So entwickelt man auch ein Verständnis dafür, wie unterschiedlich man Landwirtschaft betrachten kann. Als Landschaftsökologe wie unser Sachverständiger, Herr Professor Buttschardt, hat man eben einen anderen Blick als als ehemaliger Bauernpräsident wie Herr Born, der eine etwas andere Sichtweise eingebracht hat. Trotzdem hat es am Ende immer einen guten Kompromiss gegeben.

Wenn wir diesen Bericht in den kommenden Jahren nach und nach umsetzen, werden wir dadurch auch in der Lage sein, hier in Nordrhein-Westfalen eine zukunftsfähige Landwirtschaft zu entwickeln.

(Beifall von den GRÜNEN, der CDU und der FDP – Vereinzelt Beifall von der SPD)

Was ebenfalls schon von dem einen oder der anderen hier angesprochen wurde, ist die Frage stabiler Versorgungsketten vor Ort und in der Region.

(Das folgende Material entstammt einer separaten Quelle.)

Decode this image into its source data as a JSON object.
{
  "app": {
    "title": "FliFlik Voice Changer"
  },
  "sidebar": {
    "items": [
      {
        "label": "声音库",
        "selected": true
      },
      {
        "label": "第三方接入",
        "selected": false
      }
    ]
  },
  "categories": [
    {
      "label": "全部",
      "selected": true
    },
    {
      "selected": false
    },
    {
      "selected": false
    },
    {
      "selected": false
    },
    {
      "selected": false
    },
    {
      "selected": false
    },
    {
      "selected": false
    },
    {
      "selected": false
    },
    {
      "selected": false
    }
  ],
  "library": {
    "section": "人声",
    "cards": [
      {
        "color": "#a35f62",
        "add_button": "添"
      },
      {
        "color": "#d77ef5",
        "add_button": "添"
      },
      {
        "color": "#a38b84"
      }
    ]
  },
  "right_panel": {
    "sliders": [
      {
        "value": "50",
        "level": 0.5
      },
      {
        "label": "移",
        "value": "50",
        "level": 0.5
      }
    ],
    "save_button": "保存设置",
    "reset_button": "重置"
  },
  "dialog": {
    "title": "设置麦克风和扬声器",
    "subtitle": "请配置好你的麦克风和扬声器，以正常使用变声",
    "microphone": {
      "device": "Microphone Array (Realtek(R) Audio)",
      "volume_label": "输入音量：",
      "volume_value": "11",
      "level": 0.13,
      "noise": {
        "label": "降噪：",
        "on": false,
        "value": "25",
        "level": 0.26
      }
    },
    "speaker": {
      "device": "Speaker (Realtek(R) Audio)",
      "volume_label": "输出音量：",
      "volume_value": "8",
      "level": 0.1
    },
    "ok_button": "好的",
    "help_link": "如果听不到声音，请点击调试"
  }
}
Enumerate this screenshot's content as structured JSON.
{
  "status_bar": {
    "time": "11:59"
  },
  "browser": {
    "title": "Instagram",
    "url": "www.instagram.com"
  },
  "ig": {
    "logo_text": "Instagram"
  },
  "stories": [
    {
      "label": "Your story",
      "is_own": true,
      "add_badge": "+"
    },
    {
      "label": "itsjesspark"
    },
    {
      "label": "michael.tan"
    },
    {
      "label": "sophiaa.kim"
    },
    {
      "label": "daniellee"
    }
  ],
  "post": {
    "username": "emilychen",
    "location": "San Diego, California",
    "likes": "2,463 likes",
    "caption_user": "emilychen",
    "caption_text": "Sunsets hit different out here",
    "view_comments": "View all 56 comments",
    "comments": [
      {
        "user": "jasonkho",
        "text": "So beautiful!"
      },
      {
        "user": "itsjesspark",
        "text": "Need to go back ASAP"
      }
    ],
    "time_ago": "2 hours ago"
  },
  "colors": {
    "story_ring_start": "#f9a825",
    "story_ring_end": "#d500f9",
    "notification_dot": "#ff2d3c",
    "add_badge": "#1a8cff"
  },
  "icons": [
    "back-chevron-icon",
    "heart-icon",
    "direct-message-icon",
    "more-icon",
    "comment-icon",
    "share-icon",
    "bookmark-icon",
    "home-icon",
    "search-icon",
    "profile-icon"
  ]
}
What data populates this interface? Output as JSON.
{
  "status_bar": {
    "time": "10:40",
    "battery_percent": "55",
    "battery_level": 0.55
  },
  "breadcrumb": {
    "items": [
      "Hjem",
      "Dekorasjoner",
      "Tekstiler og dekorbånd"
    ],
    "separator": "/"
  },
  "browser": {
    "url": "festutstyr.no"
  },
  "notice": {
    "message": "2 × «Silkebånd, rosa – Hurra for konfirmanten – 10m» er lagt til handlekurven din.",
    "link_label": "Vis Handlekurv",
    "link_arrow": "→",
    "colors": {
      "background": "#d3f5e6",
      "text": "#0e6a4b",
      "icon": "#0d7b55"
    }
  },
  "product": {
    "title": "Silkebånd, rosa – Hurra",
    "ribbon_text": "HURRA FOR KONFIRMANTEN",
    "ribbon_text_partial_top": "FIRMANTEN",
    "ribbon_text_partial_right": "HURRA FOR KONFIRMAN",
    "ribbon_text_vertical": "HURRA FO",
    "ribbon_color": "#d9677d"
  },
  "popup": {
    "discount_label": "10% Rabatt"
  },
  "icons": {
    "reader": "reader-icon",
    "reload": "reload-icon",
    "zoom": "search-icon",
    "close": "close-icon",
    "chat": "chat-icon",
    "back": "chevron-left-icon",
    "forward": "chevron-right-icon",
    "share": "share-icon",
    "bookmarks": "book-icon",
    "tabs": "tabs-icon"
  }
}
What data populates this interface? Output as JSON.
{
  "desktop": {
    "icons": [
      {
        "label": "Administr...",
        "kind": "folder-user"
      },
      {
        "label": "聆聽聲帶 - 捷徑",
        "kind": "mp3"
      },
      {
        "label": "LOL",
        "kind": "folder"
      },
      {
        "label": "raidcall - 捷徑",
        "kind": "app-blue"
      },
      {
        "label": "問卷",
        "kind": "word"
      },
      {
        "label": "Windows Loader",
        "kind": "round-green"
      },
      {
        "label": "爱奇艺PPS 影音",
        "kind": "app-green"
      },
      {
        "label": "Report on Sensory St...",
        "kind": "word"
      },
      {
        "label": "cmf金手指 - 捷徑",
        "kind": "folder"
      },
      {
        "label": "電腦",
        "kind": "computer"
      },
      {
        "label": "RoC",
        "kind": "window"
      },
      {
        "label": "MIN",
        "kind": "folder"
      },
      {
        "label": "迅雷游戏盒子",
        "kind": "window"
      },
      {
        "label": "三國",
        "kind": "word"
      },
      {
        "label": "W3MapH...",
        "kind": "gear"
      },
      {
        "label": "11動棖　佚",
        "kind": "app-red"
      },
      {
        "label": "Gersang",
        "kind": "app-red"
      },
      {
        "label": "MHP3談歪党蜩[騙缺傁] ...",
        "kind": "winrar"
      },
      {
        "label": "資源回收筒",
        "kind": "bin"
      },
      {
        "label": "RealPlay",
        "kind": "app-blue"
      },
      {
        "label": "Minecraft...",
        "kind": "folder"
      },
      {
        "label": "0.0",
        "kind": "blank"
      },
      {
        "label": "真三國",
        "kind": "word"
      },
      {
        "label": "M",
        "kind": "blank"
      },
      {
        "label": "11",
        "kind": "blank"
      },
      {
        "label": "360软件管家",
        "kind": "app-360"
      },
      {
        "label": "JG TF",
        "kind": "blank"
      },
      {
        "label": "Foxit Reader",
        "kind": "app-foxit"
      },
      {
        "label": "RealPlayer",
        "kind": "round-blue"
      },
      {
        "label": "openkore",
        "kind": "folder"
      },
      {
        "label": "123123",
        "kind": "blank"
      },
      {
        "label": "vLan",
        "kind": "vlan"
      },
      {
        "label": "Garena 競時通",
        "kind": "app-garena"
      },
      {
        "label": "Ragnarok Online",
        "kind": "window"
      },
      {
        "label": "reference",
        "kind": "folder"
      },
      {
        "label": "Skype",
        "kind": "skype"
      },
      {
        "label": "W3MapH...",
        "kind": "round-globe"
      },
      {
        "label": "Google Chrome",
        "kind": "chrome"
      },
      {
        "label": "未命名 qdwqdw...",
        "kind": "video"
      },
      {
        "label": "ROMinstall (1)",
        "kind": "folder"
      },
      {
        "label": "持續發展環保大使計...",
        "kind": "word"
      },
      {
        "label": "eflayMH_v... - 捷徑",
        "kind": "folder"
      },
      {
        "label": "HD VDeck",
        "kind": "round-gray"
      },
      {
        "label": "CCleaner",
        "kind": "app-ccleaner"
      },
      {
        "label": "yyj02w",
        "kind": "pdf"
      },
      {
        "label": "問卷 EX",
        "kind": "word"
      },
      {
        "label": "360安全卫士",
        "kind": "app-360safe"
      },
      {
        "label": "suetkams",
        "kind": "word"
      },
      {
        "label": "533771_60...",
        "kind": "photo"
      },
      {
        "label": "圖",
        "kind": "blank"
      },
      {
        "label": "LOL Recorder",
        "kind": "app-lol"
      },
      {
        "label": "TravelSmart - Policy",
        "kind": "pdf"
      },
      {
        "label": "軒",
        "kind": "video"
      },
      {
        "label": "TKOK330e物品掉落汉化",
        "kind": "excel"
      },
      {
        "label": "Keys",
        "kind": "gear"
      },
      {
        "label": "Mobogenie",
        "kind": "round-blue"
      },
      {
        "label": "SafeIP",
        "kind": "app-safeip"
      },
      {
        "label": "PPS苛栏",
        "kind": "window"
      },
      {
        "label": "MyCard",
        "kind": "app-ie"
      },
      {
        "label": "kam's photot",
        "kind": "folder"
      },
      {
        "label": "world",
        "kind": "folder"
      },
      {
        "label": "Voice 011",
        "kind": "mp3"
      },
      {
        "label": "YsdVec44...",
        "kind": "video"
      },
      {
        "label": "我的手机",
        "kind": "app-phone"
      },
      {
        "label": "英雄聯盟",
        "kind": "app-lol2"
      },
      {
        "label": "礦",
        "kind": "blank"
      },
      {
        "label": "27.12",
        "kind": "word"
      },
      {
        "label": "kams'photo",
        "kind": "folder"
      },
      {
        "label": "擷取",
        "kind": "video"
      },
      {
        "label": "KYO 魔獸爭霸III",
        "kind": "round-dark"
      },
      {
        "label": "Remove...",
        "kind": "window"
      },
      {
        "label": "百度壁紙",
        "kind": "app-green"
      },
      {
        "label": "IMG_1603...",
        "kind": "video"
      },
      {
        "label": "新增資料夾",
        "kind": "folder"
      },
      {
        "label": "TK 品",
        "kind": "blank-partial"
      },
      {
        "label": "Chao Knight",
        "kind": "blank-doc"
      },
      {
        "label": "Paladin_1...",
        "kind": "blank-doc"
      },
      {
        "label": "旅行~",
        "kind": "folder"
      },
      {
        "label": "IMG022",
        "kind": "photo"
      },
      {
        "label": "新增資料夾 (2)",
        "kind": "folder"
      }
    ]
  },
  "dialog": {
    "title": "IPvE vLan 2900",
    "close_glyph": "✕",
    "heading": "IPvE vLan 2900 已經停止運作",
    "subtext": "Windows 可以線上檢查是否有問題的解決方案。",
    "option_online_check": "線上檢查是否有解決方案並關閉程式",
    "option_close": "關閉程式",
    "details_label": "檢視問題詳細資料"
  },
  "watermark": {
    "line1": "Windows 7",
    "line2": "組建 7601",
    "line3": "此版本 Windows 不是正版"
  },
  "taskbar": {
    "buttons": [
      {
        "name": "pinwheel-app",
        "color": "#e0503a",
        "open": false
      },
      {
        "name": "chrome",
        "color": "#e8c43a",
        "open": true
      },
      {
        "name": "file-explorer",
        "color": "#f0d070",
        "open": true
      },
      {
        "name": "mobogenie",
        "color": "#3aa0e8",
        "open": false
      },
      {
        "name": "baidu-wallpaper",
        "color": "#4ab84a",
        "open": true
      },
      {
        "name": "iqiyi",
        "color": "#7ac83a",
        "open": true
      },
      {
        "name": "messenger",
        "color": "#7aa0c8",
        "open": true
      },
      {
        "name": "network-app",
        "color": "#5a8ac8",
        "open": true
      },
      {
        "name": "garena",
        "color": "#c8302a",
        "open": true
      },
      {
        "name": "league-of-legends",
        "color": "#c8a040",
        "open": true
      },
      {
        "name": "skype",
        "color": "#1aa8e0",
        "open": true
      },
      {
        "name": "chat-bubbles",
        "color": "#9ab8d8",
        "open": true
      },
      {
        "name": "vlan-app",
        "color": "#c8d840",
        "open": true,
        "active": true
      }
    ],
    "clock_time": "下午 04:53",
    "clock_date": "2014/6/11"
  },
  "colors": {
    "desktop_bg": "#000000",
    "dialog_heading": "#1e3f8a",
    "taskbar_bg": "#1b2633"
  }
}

In den vergangenen Wochen ist uns sehr deutlich vor Augen geführt worden, welchen Wert es hat, sich zu großen Teilen selbst ernähren zu können.

(Vereinzelt Beifall von den GRÜNEN und der CDU)

Wir alle können sicherlich mal ein Jahr lang auf Kaffee verzichten. Das würden wir schaffen – ich zumindest.

(Henning Höne [FDP]: Herausforderung der Grünen! – Heiterkeit)

Was wir aber nicht schaffen, ist, ein Jahr lang ohne Kartoffeln, Nudeln, Reis oder Brot auszukommen. Bei diesen Grundnahrungsmitteln sind wir in der Pflicht, auch in Zukunft eine gesicherte Versorgung herzustellen. Das muss ganz klar sein. Dafür brauchen wir eine starke heimische Lebensmittelproduktion.

Ich will an dieser Stelle aber auch sagen, dass diese Krise, der Ukraine-Krieg, sich gleichzeitig mit anderen Krisen abspielt. Die Krise der Artenvielfalt und die Klimakrise sind deshalb ja nicht beendet. Es ist ebenfalls ein Wert dieser Enquetekommission, dass wir dies auch so festgestellt haben und sagen: Wir tragen das als gemeinsame Basis.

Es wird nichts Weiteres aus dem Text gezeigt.